Daniel Brühlmeier, Dieter Kläy (Hrsg.)
Staatliche Leistungsfähigkeit in globalisierter Gesellschaft
Biel: Editions Libertas Suisse, 2007
Der Titel legt die Assoziation zur oft beklagten Defensivsituation des Nationalstaates nahe, der sich dem Druck der Globalisierung beugen und anpassen muss, da der volkswirtschaftliche Rahmen nicht mehr mit den Grenzen seiner Souveränität zusammenfällt. In dieser Optik liesse sich etwa die Auseinandersetzung um die Werkschliessung des Mobiltelefonherstellers Nokia in Deutschland betrachten. Der Wirtschaftsbetrieb folgt den Marktkräften und Investorenerwartungen, während der Staat als betrogener Liebhaber dasteht, der sein heftiges, mit Hilfe von Subventionen und Steuervorteilen entfaltetes Werben mit einer lediglich kurzen Beziehung belohnt sieht. Hat der Staat hier nicht genug geleistet – oder zu viel und das falsche? Hinzu kommt: Nokia zieht es in das EU-Land Rumänien, wo billigere Arbeitskosten locken (soweit die Globalisierungslogik), aber auch EU-Subventionen, Folgen eines erfolgreichen europäischen Integrations- und somit ebenfalls Ausweis staatlichen Gestaltungswillens.
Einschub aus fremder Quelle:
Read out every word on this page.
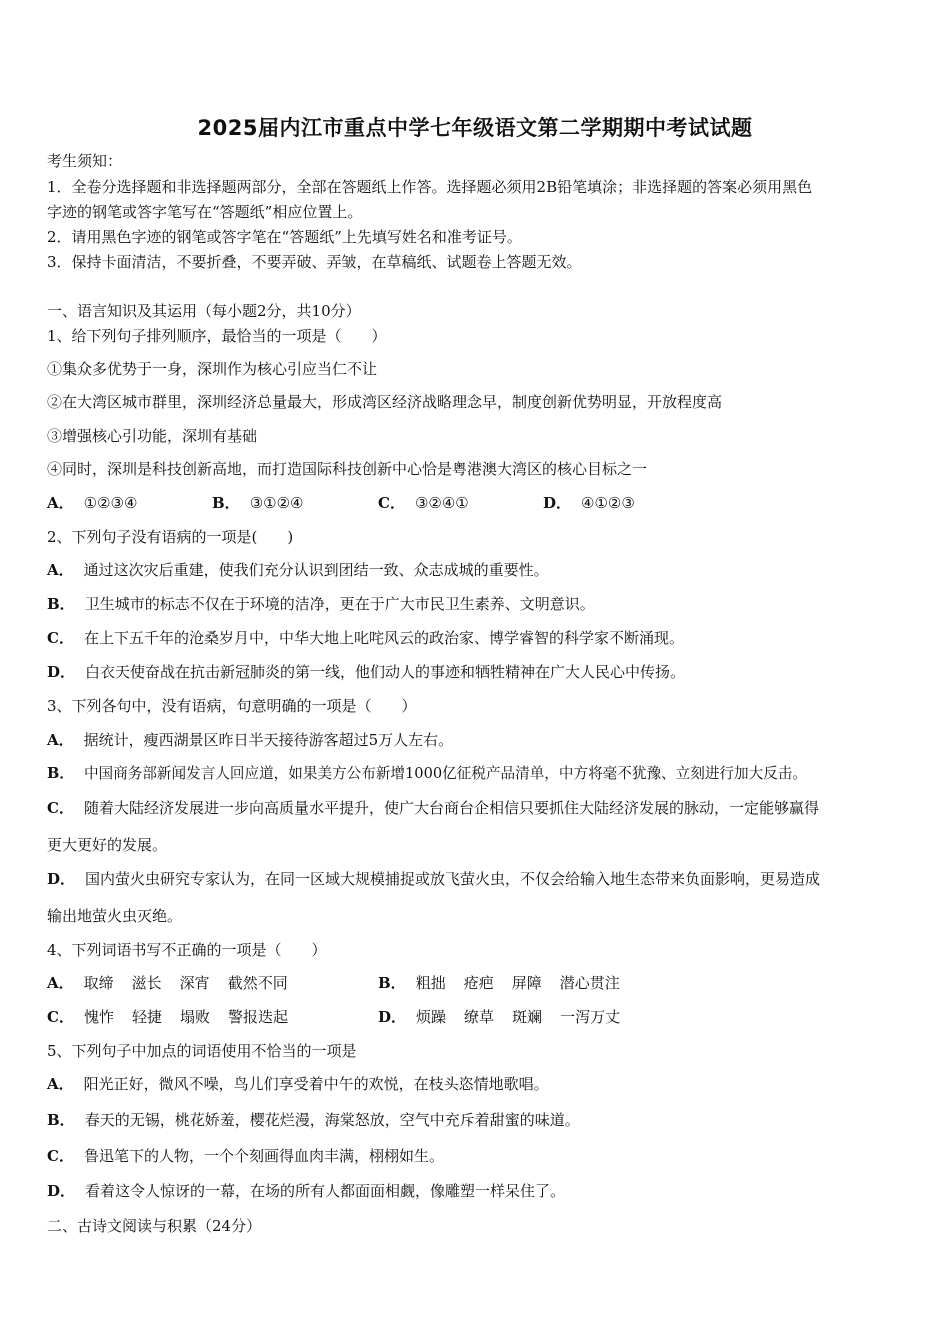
2025届内江市重点中学七年级语文第二学期期中考试试题
考生须知：
1．全卷分选择题和非选择题两部分，全部在答题纸上作答。选择题必须用2B铅笔填涂；非选择题的答案必须用黑色
字迹的钢笔或答字笔写在“答题纸”相应位置上。
2．请用黑色字迹的钢笔或答字笔在“答题纸”上先填写姓名和准考证号。
3．保持卡面清洁，不要折叠，不要弄破、弄皱，在草稿纸、试题卷上答题无效。
一、语言知识及其运用（每小题2分，共10分）
1、给下列句子排列顺序，最恰当的一项是（　　）
①集众多优势于一身，深圳作为核心引应当仁不让
②在大湾区城市群里，深圳经济总量最大，形成湾区经济战略理念早，制度创新优势明显，开放程度高
③增强核心引功能，深圳有基础
④同时，深圳是科技创新高地，而打造国际科技创新中心恰是粤港澳大湾区的核心目标之一
A． ①②③④	B． ③①②④	C． ③②④①	D． ④①②③
2、下列句子没有语病的一项是(　　)
A． 通过这次灾后重建，使我们充分认识到团结一致、众志成城的重要性。
B． 卫生城市的标志不仅在于环境的洁净，更在于广大市民卫生素养、文明意识。
C． 在上下五千年的沧桑岁月中，中华大地上叱咤风云的政治家、博学睿智的科学家不断涌现。
D． 白衣天使奋战在抗击新冠肺炎的第一线，他们动人的事迹和牺牲精神在广大人民心中传扬。
3、下列各句中，没有语病，句意明确的一项是（　　）
A． 据统计，瘦西湖景区昨日半天接待游客超过5万人左右。
B． 中国商务部新闻发言人回应道，如果美方公布新增1000亿征税产品清单，中方将毫不犹豫、立刻进行加大反击。
C． 随着大陆经济发展进一步向高质量水平提升，使广大台商台企相信只要抓住大陆经济发展的脉动，一定能够赢得
更大更好的发展。
D． 国内萤火虫研究专家认为，在同一区域大规模捕捉或放飞萤火虫，不仅会给输入地生态带来负面影响，更易造成
输出地萤火虫灭绝。
4、下列词语书写不正确的一项是（　　）
A． 取缔 滋长 深宵 截然不同	B． 粗拙 疮疤 屏障 潜心贯注
C． 愧怍 轻捷 塌败 警报迭起	D． 烦躁 缭草 斑斓 一泻万丈
5、下列句子中加点的词语使用不恰当的一项是
A． 阳光正好，微风不噪，鸟儿们享受着中午的欢悦，在枝头恣情地歌唱。
B． 春天的无锡，桃花娇羞，樱花烂漫，海棠怒放，空气中充斥着甜蜜的味道。
C． 鲁迅笔下的人物，一个个刻画得血肉丰满，栩栩如生。
D． 看着这令人惊讶的一幕，在场的所有人都面面相觑，像雕塑一样呆住了。
二、古诗文阅读与积累（24分）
Dass es in einer globalisierten Welt kompliziert zugeht und dass sich die Frage staatlicher Leistungsfähigkeit nicht auf einfache Formeln reduzieren lässt, zeigt auch ein anderes jüngeres Beispiel: die zunehmende Aktivität von Staatsfonds, die als strategische Investoren aufzutreten beginnen. In der jüngsten Finanzmarktkrise wurde so dem einen oder anderen global operierenden Bankinstitut staatlicherseits unter die Arme gegriffen. Die Logik dieser Rettungstaten erinnert kaum mehr an die Funktion eines nationalstaatlich verfassten Stabilitätsgaranten, sondern mehr an die eines global denkenden Investors, von dem nicht mehr klar ist, wie sehr er in letzter Instanz einer politischen Steuerung untersteht.
Zwei Beispiele, deren anekdotische Evidenz es zumindest nahelegt, nicht mehr von einer «Containereinheit» Staat (mit integrierter Wirtschaft, Gesellschaft usw.) auszugehen, sondern sich von diesem Paradigma sowohl politisch als auch analytisch zu verabschieden. Statt dessen gilt es, die systemischen Zusammenhänge in den Blick zu nehmen, die die globalisierte Gesellschaft heute ausmachen.
Greift man mit solchen Erwartungen zum vorliegenden Band, wird man zunächst enttäuscht. Schon der Umschlag in Flaggenrot (mit Kreuz) signalisiert: hier geht es vor allem um die Schweiz. Die Lektüre bestätigt das. Auch wo nicht explizit von schweizerischen Institutionen und Sozialstrukturen die Rede ist, bleiben die Ausführungen einem hiesigen, allenfalls westeuropäisch geprägten Denken verhaftet. Die Globalisierung bleibt, wo explizit auf sie eingegangen wird, ein modellhaftes Abstraktum. Doch wird man mit einigen anregenden Gedanken zur Weiterentwicklung des schweizerischen Staatswesens (vor allem in Reiner Eichenbergers und Mark Schelkers Essay «Leistungsfähiger Staat dank Markt für Staat») entschädigt. So liegt der Wert des Bandes weniger dort, wo man ihn vom Titel her erwarten würde. Ein effizienter und anreizgerechter Finanzausgleich, ein kluger Föderalismus und die Erwägung funktionaler Körperschaften auf nationaler Ebene sind auch vor dem Hintergrund grenzüberschreitender Systemzusammenhänge keinen Deut weniger relevant. Nur entsprechen sie dem selbstverständlichen Gebot möglichst effizienten Umgangs mit staatlichen Ressourcen – und nicht in erster Linie einer Herausforderung seitens der Globalisierung.
besprochen von OLAF BACH, geboren 1977, promovierter Ökonom.